Toutefois, comme il tenait à prouver que le don de miracle dont il était doué ne l’empêchait pas d’être économe, il ordonna de ne rien laisser perdre et de ramasser tout ce qui resterait de petits pains et de harengs saurs.

On lui obéit, et, quand chacun eut bien mangé à sa faim, on trouva encore, avec les reliefs de ce festin improvisé, à remplir douze vastes corbeilles.

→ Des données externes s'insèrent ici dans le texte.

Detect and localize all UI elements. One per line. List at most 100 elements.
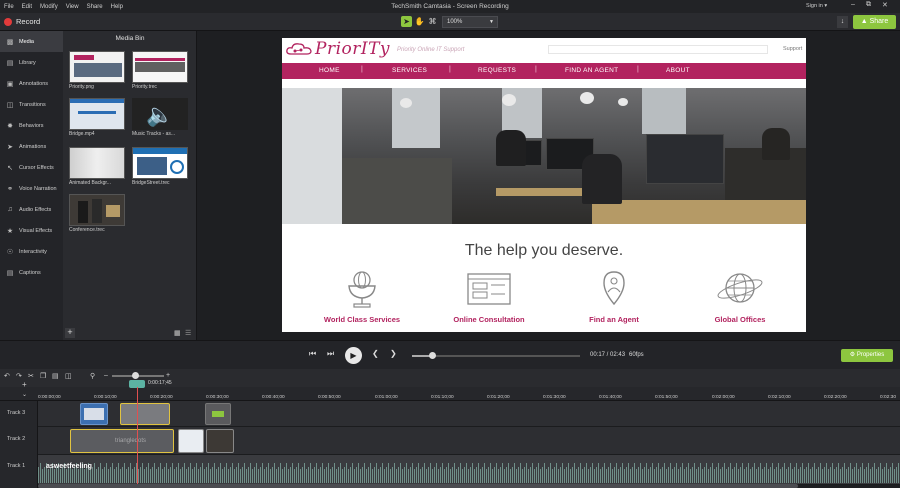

Puis, les habitants de Bethsaïde et les pèlerins quittèrent le désert à la nuit tombante et s’en revinrent à la ville, au grand contentement des quelques citadins qui étaient restés et qui commençaient à s’inquiéter de cette émigration inattendue.

On causa longtemps en Galilée de ce miracle ; car il n’y a pas à dire non, c’était un miracle de première marque. Ce miracle même en contient à lui tout seul plusieurs, dont l’Évangile ne paraît pas s’apercevoir ; ce qui est fort dommage.

Premièrement, cette ville presque entière qui abandonne ses foyers pour aller entendre un monsieur prêcher au loin dans le désert, et qui ne songe pas à emporter de vivres, miracle !

Secondement, ces braves gens qui négligent de se munir de vivres et qui trimballent avec eux, à vide, douze grandes corbeilles à provisions, miracle encore !

Telle est, en somme, l’aventure de la multiplication des petits pains et des harengs saurs ; elle est bien plus miraculeuse que les chrétiens eux-mêmes ne le croient. (Matthieu, XIV, 13-21 ; Marc, VI, 30-44 ; Luc, IX, 10-17 ; Jean, VI, 1-15).